Information Systems Security Manager – Clearance Required

This is a fully remote position, open to applicants in United States.

📋 Description

• Oversee the complete RMF lifecycle for LIGER’s CBP deployment, encompassing system categorization, control selection, assessment, authorization, and ongoing monitoring.

• Create, uphold, and justify the authorization package, which includes the System Security Plan (SSP), Security Assessment Plan (SAP), Security Assessment Report (SAR), Plan of Action and Milestones (POA&M), along with supporting documentation.

• Act as the primary point of contact for security management at LIGER, engaging with CBP Authorizing Officials, ISSOs, assessors, and cyber working groups.

• Provide guidance to LMI and CBP leadership regarding system risk levels, control effectiveness, and the cybersecurity posture of the platform, particularly focusing on emerging risks associated with AI/LLM systems.

• Develop and sustain LIGER's security policies, procedures, and Standard Operating Procedures (SOPs) in accordance with CBP and DHS requirements.

• Lead the efforts of cyber engineers and ISSOs supporting LIGER, ensuring that activities adhere to compliance objectives and program timelines.

• Coordinate Assessment and Authorization (A&A) activities among distributed teams, including engineering, infrastructure, and stakeholders from the CBP side.

• Monitor audit findings, remediation actions, and POA&M items until resolution, escalating risks as necessary.

• Analyze noncompliance issues and convert them into impact assessments and risk-informed mitigation strategies.

• Assist with the implementation and inheritance of FedRAMP-aligned controls where applicable.

• Remain updated on changing DHS, CBP, and federal cybersecurity policies, translating these changes into direction for the LIGER program.

⛳️ Requirements

• Active Secret clearance and capability to obtain a CBP Background Investigation; U.S. citizenship is mandatory.

• Bachelor’s degree in Information Systems, Computer Science, Cybersecurity, or a related discipline.

• At least 8 years of experience in cybersecurity, information assurance, or related areas, with substantial experience in federal environments.

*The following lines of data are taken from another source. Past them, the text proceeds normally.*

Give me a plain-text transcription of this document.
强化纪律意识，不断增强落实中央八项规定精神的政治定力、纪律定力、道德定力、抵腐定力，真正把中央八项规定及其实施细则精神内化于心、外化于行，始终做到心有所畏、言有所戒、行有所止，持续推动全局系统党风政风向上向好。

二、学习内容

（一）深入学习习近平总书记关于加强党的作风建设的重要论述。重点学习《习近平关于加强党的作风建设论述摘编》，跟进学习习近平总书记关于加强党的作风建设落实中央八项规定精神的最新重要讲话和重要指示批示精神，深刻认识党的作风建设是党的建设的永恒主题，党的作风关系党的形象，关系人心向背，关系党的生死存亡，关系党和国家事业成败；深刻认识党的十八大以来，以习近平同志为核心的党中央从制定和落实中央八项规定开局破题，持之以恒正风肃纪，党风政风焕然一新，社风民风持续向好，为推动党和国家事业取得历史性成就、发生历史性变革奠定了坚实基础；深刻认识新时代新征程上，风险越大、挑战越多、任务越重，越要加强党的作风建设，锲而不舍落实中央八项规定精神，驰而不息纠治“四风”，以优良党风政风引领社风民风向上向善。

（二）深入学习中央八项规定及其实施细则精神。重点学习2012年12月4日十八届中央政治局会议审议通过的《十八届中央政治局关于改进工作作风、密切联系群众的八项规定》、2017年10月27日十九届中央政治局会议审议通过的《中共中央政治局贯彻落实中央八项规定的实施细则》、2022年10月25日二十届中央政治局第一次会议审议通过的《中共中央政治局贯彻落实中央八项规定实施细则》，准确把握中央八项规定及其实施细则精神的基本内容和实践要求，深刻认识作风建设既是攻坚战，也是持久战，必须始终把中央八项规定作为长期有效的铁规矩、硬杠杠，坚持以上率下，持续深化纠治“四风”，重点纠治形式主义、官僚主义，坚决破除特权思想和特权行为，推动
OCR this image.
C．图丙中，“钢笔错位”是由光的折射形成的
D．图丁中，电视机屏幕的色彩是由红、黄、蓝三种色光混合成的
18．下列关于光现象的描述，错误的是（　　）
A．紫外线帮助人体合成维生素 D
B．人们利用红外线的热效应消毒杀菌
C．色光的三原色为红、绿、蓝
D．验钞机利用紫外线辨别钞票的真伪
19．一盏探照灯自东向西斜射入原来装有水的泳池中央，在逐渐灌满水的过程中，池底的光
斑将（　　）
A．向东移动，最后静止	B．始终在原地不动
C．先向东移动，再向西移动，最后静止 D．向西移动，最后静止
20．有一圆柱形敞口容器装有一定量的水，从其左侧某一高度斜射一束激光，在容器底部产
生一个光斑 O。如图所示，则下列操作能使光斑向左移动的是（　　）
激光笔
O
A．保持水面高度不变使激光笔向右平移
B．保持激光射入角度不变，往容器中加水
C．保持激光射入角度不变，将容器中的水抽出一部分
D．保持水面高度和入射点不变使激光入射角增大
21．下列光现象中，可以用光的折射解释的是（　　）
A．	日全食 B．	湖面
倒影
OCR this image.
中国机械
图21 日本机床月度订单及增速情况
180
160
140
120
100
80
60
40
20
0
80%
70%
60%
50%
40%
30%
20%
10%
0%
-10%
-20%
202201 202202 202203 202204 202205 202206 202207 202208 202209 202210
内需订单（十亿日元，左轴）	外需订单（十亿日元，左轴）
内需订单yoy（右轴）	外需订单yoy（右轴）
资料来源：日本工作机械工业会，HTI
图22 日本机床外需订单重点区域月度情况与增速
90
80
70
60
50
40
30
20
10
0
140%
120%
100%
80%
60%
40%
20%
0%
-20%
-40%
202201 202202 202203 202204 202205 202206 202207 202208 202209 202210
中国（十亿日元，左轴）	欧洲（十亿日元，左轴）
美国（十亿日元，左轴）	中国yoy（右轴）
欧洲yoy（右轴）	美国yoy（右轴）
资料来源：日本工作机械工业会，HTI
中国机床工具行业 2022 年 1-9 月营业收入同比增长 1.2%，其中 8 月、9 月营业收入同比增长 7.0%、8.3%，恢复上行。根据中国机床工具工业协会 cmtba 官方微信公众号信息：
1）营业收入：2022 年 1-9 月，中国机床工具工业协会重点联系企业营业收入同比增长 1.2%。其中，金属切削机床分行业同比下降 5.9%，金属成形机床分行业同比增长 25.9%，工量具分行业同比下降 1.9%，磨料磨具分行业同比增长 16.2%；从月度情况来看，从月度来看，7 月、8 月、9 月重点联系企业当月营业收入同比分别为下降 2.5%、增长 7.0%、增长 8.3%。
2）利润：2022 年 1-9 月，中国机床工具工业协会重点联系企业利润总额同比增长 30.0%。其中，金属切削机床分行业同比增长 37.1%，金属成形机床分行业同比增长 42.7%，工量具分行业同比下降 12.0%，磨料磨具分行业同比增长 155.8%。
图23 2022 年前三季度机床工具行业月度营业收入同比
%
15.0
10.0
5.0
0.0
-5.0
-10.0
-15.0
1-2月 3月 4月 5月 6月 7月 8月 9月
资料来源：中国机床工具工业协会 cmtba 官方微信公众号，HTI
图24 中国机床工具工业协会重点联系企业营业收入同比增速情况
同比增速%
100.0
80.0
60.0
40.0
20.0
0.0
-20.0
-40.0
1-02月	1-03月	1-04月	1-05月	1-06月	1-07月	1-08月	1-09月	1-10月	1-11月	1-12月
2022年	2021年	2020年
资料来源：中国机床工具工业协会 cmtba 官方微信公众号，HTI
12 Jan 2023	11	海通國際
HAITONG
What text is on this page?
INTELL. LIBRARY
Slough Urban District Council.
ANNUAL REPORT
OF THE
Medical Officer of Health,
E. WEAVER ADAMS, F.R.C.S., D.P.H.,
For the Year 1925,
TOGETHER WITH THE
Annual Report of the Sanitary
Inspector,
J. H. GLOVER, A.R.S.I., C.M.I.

• More than 5 years of practical RMF experience, including the development of Authorization to Operate (ATO) and continuous monitoring in compliance with NIST 800-53.

• Proven experience leading authorization activities and acting as the main security liaison to government Authorizing Officials and assessors.

• Possession of a CISSP, CISM, or equivalent senior-level cybersecurity certification.

• Strong understanding of cloud security within AWS, especially in GovCloud or similar high-compliance settings.

• Experience in authoring, defending, and maintaining ATO-grade documentation that withstands scrutiny from assessors and Authorizing Officials.

• Capability to interpret compliance requirements into precise engineering tasks and guide technical personnel to completion.

• Exceptional written and verbal communication skills, with the ability to present briefings to senior government and industry stakeholders regarding risk and compliance posture.

🏝️ Benefits

• Salaried position with high fringe benefits and full-time status.